Sentence completion questions measure your ability to use a variety of cues provided by syntax and grammar to recognize the overall meaning of a sentence. In deciding which of five words or sets of words can best be substituted for blank spaces in an incomplete sentence, you must analyze the relationships among the component parts of the sentence.
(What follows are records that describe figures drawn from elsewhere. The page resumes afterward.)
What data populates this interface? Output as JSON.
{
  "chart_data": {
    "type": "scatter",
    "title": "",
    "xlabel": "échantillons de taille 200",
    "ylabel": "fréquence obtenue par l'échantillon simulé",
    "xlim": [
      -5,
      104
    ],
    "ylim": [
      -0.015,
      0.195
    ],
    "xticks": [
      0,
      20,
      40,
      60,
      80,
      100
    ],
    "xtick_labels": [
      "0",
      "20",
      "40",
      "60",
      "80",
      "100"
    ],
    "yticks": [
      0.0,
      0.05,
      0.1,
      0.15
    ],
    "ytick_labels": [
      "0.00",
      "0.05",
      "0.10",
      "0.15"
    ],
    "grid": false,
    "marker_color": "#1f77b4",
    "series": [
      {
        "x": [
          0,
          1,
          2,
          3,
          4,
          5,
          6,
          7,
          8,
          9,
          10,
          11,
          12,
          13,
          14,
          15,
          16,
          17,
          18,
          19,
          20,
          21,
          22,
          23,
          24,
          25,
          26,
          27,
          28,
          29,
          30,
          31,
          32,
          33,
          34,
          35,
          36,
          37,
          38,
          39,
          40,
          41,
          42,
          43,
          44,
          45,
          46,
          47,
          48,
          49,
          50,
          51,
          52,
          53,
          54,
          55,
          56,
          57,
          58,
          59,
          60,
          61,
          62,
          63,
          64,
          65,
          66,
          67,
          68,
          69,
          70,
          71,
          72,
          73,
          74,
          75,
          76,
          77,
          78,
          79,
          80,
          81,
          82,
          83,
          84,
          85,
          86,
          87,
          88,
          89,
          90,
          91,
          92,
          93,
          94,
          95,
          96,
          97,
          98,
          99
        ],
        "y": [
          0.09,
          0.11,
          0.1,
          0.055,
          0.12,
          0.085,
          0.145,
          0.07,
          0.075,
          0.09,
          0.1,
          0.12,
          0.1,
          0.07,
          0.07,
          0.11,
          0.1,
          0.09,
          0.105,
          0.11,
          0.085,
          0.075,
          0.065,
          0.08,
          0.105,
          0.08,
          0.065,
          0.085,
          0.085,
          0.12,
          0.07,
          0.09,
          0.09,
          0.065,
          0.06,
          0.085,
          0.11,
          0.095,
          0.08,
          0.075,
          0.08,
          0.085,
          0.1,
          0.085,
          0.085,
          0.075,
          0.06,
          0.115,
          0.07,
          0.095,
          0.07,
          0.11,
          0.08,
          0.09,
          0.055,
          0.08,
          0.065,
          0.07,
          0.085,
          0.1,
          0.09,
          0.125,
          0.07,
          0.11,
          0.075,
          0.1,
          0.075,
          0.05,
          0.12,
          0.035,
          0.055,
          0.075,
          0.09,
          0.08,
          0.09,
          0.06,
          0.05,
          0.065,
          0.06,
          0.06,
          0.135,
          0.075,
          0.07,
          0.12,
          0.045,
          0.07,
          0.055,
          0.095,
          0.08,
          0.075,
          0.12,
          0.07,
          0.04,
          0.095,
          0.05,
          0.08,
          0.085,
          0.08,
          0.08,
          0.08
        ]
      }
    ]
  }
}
Consider each answer choice carefully and decide which completes the sentence in a way that gives the sentence a logically satisfying meaning and allows it to be read as a stylistically integrated whole.

Analogies

Analogy questions test your ability to find the relationship between the words in a word pair and to recognize when two word pairs cast parallel relationships.

Antonyms

Antonym questions test knowledge of vocabulary more directly than do any of the other verbal question types, measuring the strength of your vocabulary and your ability to reason from a given concept to its opposite.

Analytical Ability

This section of the GAT includes two parts:
  • Analytical Reasoning
  • Logical Reasoning

Analytical Reasoning

Analytical Reasoning of section of the test measures your ability to analyze and to draw result from a complex situation.

Logical Reasoning

Logical Reasoning of section of the test measures your ability to analyze and to draw result from a complex situation.